Two texts, to be found here below the Yellow Square, reveal information about the concept, content and background of the work.

Klimafilm/Gelbfilm by Oliver Siebeck
Programmed by Bernd Riehm

From Tuesday, December 21, 2021, 3:54 p.m., through Friday, January 21, 2022, 4:32 p.m.
drj art projects, Digital Store Window, Leberstrasse 60, 10829 Berlin

Thomas Goldstrasz – Gelbes Fenster im Winter

Wer im Winter dieses Jahres in Berlin die Leberstraße entlangläuft, hat eine Begegnung mit einem gelben Fenster. Es ist ein leuchtendes Blütengelb, und es leuchtet dort aus einem Fenster heraus. Tagsüber leuchtet es einfach nur. Vom Sonnenaufgang bis zum Sonnenuntergang leuchtet es einfach dem Licht und den Farben des Tages entgegen. Den Winterfarben, den Matschfarben, den Asphaltfarben, den Plakatfarben, den Fassadenfarben, den Fenster- und Türrahmenfarben des Berliner Wintertages entgegen. Es leuchtet blütengelb aus dem Fenster der Galerie drj in der Leberstraße auf der Roten Insel in Berlin.

In der Nacht, wenn die Farben des Tages verschwunden sind, kommt Bewegung in das Gelb.
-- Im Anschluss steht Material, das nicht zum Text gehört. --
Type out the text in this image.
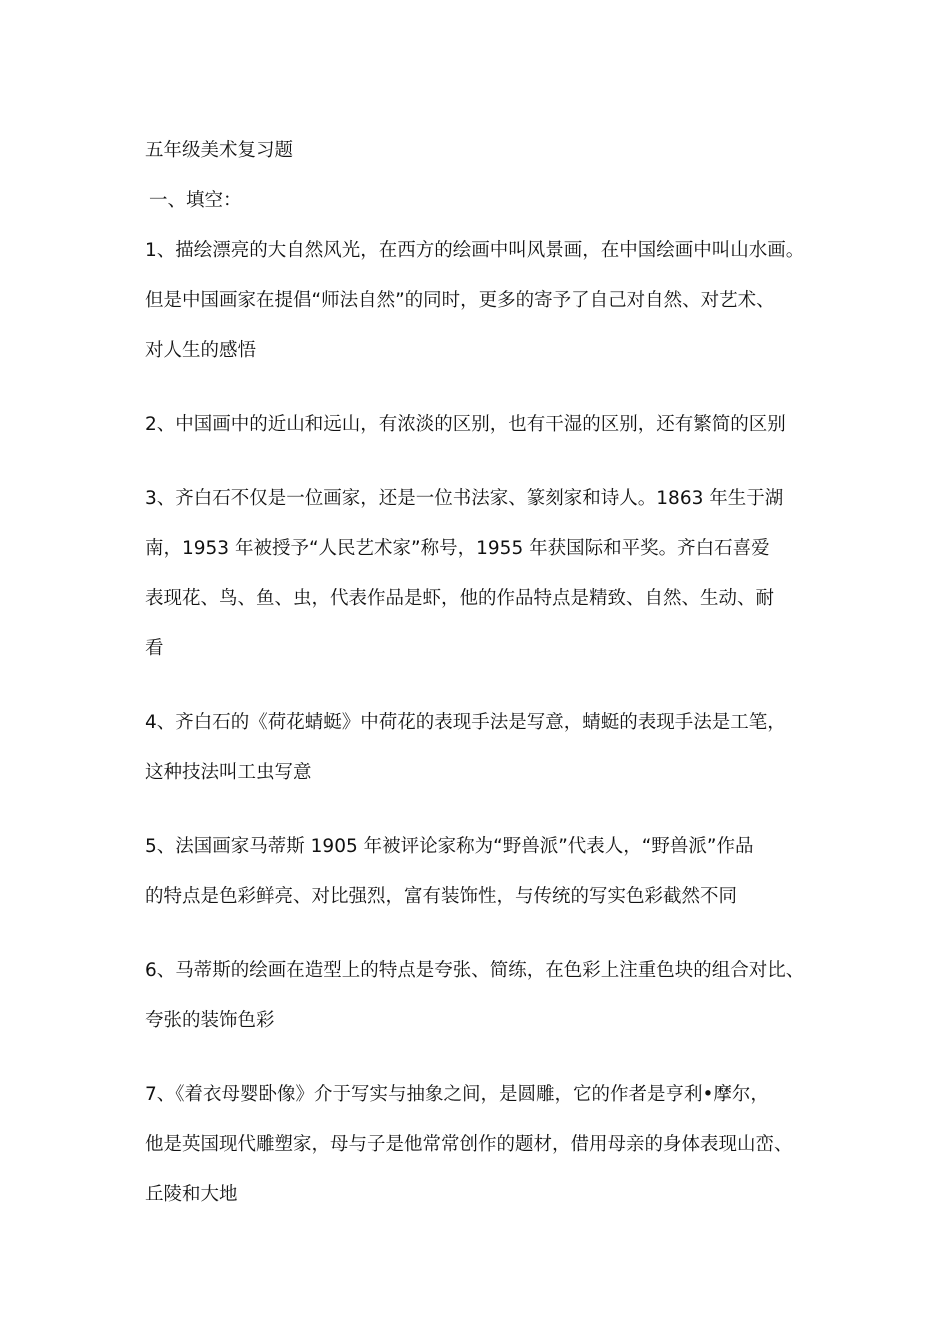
五年级美术复习题
一、填空：
1、描绘漂亮的大自然风光，在西方的绘画中叫风景画，在中国绘画中叫山水画。
但是中国画家在提倡“师法自然”的同时，更多的寄予了自己对自然、对艺术、
对人生的感悟
2、中国画中的近山和远山，有浓淡的区别，也有干湿的区别，还有繁简的区别
3、齐白石不仅是一位画家，还是一位书法家、篆刻家和诗人。1863 年生于湖
南，1953 年被授予“人民艺术家”称号，1955 年获国际和平奖。齐白石喜爱
表现花、鸟、鱼、虫，代表作品是虾，他的作品特点是精致、自然、生动、耐
看
4、齐白石的《荷花蜻蜓》中荷花的表现手法是写意，蜻蜓的表现手法是工笔，
这种技法叫工虫写意
5、法国画家马蒂斯 1905 年被评论家称为“野兽派”代表人，“野兽派”作品
的特点是色彩鲜亮、对比强烈，富有装饰性，与传统的写实色彩截然不同
6、马蒂斯的绘画在造型上的特点是夸张、简练，在色彩上注重色块的组合对比、
夸张的装饰色彩
7、《着衣母婴卧像》介于写实与抽象之间，是圆雕，它的作者是亨利•摩尔，
他是英国现代雕塑家，母与子是他常常创作的题材，借用母亲的身体表现山峦、
丘陵和大地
Es ist eine langsame Bewegung, die über die menschliche Geduld hinausgeht. Zwei Streifen, ein horizontaler Streifen und ein vertikaler Streifen, pixelschmal, beginnen, von links und oben aus durch das Gelb zu wandern. Sie wandern ein Mal durch das Bild in einer Nacht. Wer nicht über die normale menschliche Geduld hinausgeht, wer nicht stehenbleibt und schaut oder zweimal schaut, auf dem Hin- und Rückweg durch die Leberstraße schaut, bemerkt die Bewegung nicht. Die beiden schmalen Streifen schieben sich durch das gelbe Bild. Sie zerteilen die Nacht viereckig. Die Vierecke vergrößern und verkleinern sich im gelben Fenster durch die Nacht, in der Dunkelheit. Errechnet an den GPS-Koordinaten der Galerie drj in der Leberstraße, 52°28’53,6″ Nördlicher Länge und 13°21’40,9″ Östlicher Breite, beginnt die Bewegung der schmalen Streifen im Winter exakt bei Sonnenuntergang und stoppt exakt bei Sonnenaufgang. Exakt nach einem Durchlauf durch das gelbe Fenster hindurch. Eine geometrische Sanduhr, ein doppelt linearer Zeitverlauf. 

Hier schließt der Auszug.